Zidane may also have experienced a surge in the speed of his neurological activity. That’s according to the work of Henry Hopking, who runs the Brain Training Company. He is interested in brain waves — not flashes of inspiration, but electrical activity in the neurons of the brain. Hopking says that he can train people to regulate the pace of their brain-wave activity. Too high a frequency, he says, introduces stress and leads to underperformance. Hopking has worked with several world champions in different sports, the first being Ben Brunton, a British clay target shooter, who won the world title in 1999. Hopking helped Brunton to train his brain to around 12 brain waves per second, a necessary level of calm for his sport.

Different sports require different brain-wave activity. Sports such as football and rugby require a higher frequency of brain waves, 15-25 per second, known as low-beta waves, compared with shooting and golf, which require high alpha, at 12-15 per second.

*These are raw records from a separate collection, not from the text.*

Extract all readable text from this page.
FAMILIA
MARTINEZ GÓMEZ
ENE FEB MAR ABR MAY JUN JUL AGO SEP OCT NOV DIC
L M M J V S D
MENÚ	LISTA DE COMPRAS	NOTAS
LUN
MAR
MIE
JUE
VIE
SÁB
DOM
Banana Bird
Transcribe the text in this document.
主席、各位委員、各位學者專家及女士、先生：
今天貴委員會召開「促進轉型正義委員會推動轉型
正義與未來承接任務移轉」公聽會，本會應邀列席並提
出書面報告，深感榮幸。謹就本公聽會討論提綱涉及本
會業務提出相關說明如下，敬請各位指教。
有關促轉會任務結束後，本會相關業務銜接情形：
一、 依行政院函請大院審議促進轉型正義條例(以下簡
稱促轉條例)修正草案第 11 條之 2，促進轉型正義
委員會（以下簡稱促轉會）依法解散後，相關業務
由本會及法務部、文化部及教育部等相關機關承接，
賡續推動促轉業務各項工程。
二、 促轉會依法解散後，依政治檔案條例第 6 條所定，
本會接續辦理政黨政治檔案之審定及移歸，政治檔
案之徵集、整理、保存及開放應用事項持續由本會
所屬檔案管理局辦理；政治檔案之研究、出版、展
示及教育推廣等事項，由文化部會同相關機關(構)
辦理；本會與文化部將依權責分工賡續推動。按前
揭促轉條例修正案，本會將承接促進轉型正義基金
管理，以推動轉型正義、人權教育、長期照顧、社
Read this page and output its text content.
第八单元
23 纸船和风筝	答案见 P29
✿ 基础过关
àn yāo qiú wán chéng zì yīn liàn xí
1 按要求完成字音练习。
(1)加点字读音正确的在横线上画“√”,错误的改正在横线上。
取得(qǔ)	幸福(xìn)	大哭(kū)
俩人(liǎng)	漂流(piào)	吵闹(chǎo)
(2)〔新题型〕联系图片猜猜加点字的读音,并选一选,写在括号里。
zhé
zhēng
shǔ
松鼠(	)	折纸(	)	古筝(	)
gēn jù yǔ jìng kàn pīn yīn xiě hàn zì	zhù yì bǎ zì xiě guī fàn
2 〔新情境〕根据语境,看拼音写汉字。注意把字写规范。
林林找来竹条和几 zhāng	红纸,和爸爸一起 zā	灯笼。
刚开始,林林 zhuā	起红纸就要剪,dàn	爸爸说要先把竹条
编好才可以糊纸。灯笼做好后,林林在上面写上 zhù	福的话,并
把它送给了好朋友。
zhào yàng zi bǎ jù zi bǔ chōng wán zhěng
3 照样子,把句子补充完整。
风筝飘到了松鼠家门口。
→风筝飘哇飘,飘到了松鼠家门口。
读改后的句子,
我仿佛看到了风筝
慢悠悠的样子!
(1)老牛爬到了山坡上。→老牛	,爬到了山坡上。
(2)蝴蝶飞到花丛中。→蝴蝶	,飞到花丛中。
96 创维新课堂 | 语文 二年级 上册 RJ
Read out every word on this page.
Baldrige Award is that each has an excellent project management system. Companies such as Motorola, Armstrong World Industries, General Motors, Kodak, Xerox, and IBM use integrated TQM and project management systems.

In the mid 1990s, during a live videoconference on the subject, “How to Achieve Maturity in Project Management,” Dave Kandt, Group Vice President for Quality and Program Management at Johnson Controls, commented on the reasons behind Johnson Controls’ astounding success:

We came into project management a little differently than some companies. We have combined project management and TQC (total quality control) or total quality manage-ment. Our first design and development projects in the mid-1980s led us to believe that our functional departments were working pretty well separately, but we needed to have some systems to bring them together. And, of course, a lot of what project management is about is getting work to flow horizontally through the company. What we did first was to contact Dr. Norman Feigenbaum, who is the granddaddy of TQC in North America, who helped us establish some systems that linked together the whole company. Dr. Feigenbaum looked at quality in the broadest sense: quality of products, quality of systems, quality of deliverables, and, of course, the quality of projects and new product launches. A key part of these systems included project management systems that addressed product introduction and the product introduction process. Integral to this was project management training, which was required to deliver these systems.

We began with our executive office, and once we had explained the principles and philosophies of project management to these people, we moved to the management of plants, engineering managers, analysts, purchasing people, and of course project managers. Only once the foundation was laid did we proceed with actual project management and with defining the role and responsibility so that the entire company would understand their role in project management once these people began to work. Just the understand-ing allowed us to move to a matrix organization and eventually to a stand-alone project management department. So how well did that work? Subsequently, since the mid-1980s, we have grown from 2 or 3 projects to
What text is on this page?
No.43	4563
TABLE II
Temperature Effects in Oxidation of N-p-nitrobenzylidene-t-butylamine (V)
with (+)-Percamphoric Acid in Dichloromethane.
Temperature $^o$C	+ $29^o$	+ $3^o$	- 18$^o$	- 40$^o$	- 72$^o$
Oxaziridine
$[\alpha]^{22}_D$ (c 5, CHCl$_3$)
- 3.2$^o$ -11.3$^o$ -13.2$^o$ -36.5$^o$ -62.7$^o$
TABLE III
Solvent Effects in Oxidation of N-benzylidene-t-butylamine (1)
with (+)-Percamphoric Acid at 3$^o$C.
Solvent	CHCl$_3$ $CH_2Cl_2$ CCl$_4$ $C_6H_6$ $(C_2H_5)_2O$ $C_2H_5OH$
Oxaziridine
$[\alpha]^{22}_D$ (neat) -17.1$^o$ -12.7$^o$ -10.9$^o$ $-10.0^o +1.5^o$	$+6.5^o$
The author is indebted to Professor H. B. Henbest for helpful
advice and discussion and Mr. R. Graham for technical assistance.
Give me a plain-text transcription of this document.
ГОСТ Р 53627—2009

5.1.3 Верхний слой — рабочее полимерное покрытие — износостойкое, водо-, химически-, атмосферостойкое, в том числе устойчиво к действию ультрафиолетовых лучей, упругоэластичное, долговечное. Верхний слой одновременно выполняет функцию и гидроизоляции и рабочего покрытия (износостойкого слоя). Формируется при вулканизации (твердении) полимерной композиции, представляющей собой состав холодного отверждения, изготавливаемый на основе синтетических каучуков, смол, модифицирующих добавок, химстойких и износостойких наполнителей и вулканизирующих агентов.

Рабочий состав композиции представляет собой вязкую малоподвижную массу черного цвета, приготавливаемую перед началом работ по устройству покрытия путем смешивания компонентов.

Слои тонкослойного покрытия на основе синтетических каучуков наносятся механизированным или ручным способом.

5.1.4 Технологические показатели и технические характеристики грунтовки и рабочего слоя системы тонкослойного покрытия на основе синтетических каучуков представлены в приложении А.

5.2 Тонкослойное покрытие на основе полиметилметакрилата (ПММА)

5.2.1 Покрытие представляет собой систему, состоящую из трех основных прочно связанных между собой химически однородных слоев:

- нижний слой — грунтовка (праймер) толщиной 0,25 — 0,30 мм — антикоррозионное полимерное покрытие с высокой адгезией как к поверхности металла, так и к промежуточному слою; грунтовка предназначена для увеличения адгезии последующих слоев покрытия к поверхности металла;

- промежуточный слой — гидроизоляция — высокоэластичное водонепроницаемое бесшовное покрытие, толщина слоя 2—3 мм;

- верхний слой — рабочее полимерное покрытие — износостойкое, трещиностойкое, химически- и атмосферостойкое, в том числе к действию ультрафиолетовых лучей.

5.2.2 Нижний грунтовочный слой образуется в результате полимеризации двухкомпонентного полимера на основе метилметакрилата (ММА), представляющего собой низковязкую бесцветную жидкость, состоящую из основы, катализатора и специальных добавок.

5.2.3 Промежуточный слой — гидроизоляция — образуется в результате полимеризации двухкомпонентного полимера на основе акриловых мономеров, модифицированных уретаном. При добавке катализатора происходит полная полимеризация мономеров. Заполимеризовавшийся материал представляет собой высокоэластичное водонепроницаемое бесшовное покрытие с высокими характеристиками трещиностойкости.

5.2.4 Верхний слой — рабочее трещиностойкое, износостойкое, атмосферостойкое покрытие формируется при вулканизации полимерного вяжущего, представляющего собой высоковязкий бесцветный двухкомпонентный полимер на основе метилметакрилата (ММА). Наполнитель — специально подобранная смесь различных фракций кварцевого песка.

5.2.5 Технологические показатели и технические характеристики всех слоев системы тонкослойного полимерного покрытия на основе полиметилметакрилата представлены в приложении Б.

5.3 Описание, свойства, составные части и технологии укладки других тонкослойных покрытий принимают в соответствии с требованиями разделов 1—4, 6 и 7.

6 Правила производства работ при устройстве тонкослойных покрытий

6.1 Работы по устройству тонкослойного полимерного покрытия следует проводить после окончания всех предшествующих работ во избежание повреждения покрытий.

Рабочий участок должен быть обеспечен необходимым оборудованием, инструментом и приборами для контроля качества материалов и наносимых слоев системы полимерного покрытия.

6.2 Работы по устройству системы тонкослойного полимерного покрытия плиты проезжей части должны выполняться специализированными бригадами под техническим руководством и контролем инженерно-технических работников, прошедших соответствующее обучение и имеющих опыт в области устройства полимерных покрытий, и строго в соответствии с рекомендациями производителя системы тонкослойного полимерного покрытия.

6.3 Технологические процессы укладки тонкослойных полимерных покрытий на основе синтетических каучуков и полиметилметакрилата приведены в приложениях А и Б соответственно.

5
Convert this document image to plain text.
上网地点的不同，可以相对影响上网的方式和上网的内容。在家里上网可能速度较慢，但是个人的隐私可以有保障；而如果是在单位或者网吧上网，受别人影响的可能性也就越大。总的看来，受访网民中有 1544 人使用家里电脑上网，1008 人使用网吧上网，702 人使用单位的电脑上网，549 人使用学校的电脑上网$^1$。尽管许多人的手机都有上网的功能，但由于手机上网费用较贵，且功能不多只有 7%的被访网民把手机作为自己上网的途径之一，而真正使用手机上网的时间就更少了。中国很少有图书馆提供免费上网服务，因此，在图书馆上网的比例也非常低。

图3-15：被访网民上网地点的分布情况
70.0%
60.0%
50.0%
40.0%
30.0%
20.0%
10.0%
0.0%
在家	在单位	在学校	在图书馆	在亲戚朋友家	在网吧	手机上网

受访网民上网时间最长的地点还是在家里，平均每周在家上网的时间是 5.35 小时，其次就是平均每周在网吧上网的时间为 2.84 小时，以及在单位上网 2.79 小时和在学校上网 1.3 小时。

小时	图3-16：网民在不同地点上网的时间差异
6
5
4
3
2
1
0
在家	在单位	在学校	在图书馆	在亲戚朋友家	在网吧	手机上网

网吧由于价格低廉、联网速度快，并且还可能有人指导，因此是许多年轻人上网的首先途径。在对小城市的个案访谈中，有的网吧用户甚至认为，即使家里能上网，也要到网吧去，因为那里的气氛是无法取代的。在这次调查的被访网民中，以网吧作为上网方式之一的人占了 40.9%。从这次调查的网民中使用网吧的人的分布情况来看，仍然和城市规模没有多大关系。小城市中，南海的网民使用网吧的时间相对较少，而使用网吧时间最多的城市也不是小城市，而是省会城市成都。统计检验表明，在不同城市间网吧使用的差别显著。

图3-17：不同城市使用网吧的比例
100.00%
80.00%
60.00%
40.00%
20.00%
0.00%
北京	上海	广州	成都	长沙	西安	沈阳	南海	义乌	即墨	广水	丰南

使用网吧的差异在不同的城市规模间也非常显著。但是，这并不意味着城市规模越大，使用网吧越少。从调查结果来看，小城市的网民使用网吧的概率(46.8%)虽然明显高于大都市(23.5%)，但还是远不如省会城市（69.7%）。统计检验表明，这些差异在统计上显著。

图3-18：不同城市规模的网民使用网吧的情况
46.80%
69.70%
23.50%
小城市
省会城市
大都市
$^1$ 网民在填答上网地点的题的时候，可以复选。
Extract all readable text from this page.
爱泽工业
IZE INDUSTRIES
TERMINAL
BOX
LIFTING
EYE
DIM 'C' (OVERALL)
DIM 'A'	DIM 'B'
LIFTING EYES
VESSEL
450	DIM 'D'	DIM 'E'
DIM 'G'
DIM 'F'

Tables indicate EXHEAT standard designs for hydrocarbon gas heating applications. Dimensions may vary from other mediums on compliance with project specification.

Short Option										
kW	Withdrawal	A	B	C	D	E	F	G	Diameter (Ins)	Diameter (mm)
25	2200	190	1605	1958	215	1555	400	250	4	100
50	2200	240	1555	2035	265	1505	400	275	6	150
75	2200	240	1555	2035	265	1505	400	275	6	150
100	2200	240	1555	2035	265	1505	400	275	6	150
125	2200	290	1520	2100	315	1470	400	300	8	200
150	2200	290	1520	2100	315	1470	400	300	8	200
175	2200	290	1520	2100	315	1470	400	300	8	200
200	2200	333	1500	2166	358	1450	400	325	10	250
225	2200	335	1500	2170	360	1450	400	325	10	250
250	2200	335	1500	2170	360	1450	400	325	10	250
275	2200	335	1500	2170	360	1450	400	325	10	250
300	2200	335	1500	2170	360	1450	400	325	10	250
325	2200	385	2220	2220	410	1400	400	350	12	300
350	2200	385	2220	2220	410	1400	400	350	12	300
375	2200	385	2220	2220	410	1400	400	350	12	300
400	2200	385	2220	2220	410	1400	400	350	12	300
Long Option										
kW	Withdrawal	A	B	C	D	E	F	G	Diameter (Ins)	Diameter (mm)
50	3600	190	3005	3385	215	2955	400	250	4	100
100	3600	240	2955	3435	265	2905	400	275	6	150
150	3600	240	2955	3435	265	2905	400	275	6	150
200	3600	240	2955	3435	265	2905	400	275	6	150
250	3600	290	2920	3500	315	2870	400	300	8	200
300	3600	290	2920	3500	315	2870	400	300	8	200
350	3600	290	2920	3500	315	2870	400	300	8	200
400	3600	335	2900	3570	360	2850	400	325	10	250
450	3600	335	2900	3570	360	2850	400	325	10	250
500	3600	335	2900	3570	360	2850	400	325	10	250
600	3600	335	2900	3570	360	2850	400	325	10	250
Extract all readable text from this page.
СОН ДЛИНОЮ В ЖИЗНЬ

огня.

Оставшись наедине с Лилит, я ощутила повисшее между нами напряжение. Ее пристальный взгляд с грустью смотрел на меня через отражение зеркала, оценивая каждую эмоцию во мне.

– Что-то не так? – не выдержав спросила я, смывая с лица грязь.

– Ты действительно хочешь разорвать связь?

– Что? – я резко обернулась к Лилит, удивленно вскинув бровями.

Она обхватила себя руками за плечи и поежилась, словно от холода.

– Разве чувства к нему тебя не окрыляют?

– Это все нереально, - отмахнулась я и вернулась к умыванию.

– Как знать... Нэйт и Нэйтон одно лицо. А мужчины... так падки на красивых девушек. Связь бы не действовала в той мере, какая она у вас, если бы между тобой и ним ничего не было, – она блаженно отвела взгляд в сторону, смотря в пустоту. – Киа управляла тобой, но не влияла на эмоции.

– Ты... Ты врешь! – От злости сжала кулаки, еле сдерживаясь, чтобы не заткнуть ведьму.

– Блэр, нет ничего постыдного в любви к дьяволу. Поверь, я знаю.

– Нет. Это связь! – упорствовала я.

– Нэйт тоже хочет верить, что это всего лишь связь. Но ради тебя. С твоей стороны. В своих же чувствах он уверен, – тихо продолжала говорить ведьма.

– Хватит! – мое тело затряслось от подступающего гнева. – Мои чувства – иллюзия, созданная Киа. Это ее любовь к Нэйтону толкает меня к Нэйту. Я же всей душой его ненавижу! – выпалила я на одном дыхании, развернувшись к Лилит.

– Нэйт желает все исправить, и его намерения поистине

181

“Within rugby and football, there are penalty moments,” Hopking adds, meaning moments in which a player needs to go from low beta to high alpha brain-wave activity. This is what footballers should be doing when they go into a penalty shoot-out, switching off from the fast pace of the game to concentrate on the specific task ahead. “Taking penalties,” Hopking says, “is exactly the kind of area where I can help.” It is also the area in which Jonny Wilkinson excels on a rugby field, as he explains below.

So shouldn’t we all be doing drills to tame our brain waves or flocking to meditation classes? Mainstream neuroscience remains unconvinced. According to Martin Edwards, of the School of Sport and Exercise Sciences at the University of Birmingham, it’s “a bit of a leap” to say that brain-wave patterns affect performance, as the relationship between sporting prowess and electrical activity in the brain is not properly understood. However, he does echo the results of the Chicago brain-scan studies: areas of the brain that process visual information are likely to be activated when a player is distracted, he says, whereas experts show greater activation in the motor regions.

It seems then that focus really is the difference between winners and losers.